Oh, la canzoncina di Saffo! Io vado canticchiandone l’aria scrivendo, passeggiando, leggendo: né così io vaneggiava, o Teresa, quando non mi era conteso di poterti vedere ed udire. Pazienza! undici miglia, ed eccomi a casa, e poi due miglia ancora; e poi?

Quante volte mi sarei fuggito da questo suolo, se il timore di non esser dalle mie disavventure strascinato troppo lontano da te non mi trattenesse in tanto pericolo! Qui siamo almeno sotto lo stesso cielo.

P. S. — Ricevo in questo momento tue lettere. E torna, o Lorenzo; questa è la quinta volta che tu mi tratti da innamorato: innamorato sì, e che per questo? Ho veduto di molti innamorarsi della Venere medicea, della Psiche, e perfin della luna o di qualche stella lor favorita. E tu stesso non eri talmente entusiasta di Saffo, che pretendevi di ravvisarne il ritratto nella piú bella donna che tu conoscessi, trattando di maligni e ignoranti coloro che la dipingono piccola, bruna e bruttina anzi che no?

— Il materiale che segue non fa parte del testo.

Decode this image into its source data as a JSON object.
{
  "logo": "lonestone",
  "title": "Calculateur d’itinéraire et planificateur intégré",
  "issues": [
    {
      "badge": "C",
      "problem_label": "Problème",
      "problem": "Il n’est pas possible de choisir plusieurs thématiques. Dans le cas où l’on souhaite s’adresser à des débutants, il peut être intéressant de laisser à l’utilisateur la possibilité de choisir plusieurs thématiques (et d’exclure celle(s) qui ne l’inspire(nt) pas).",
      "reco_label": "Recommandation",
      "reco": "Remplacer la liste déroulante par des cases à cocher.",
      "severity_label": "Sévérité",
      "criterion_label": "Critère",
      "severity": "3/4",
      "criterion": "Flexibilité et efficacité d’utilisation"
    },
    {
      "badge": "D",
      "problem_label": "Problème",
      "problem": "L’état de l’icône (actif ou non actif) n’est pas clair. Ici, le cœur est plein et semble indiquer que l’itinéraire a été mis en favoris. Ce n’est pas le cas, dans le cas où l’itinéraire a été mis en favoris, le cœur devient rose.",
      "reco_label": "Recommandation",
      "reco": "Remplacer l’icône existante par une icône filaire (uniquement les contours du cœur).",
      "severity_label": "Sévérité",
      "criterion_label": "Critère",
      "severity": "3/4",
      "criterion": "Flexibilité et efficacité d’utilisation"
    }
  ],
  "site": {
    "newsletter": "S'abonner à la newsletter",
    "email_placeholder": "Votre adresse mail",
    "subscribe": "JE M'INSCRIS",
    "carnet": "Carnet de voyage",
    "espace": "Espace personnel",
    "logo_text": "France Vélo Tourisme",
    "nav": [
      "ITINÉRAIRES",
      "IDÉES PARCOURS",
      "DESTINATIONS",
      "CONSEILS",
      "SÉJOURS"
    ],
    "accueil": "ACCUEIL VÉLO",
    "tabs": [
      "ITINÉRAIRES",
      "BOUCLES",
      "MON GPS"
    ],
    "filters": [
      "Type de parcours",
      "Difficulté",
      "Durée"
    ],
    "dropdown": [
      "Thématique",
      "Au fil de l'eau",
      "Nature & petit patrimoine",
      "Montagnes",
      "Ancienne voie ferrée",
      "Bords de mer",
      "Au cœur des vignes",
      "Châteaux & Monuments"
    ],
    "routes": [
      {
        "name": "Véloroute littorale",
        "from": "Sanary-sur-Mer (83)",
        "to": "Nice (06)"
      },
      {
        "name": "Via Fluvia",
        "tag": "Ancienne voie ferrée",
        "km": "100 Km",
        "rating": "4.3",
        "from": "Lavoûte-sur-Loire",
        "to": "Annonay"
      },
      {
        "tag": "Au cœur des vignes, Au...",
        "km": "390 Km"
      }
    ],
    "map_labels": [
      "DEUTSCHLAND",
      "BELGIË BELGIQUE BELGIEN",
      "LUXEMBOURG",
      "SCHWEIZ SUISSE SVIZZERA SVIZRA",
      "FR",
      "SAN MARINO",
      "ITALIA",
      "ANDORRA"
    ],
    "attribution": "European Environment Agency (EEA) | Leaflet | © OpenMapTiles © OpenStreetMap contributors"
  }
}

Fuor di scherzo, io conosco d’essere un uom singolare, e stravagante fors’anche; ma dovrò perciò vergognarmi? Di che? Sono piú giorni che tu mi vuoi cacciar per la testa il grillo di arrossire; ma, con tua pace, io non so né posso né devo arrossire di cosa alcuna rispetto a Teresa, né pentirmi né dolermi...

Sta’ bene.

  1. Nell ’errata-corrige dell’edizione originale si pretenderebbe di correggere, sostituendo «ragione» con «passione». Giova il confronto con un passo della lettera 4 dicembre del secondo Ortis [Ed.].